Of course, the players all wanted to keep the focus on their coach. That included star junior center Sydney Stipanovich, who poured in 27 points to help the Quakers improve to 6-2 on the season.
“I know he didn’t address it to us but we all talked about it as a team,” Stipanovich said. “Unfortunately we couldn’t get it last week [in a 50-46 loss to Saint Joseph’s] but it was nice to get it home. No one is more deserving than him. We’ll have to celebrate for him.”
The fact that McLaughlin already has 500 wins is nothing short of remarkable.
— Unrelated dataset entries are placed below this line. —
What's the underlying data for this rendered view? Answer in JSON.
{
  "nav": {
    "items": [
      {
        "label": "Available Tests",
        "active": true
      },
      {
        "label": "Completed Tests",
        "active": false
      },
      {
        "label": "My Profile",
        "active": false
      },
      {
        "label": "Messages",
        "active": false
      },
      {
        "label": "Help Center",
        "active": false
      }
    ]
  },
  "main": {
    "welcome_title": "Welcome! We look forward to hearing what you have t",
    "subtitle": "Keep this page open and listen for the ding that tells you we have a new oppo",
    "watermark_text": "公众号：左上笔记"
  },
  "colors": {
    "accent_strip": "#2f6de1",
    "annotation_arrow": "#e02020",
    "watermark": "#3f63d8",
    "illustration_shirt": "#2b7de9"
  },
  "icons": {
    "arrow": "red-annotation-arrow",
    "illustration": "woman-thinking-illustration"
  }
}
The fastest coach in the history of women’s college basketball to reach 400 wins, McLaughlin did most of his damage at Holy Family but has continued to rack up the victories since getting hired by Penn seven years ago.
McLaughlin, who had a whopping overall record of 500-150 in 21 seasons, is the 30th active Division I head coach to reach the milestone.
Considering he could easily coach another 21 seasons, you have to ask: can he win 1,000 games — an achievement that right now only belongs to the legendary Pat Summitt in the women’s game?
“Oh, I don’t know,” he laughed. “My insides can do it but I don’t know about my outside.
“I think it’s a long culmination,” he said earlier. “I coached a lot of great players and I won a lot of games. For that, I reflect back a little bit. I’m proud to be able to do this for 21 years and have some success doing it makes it better.”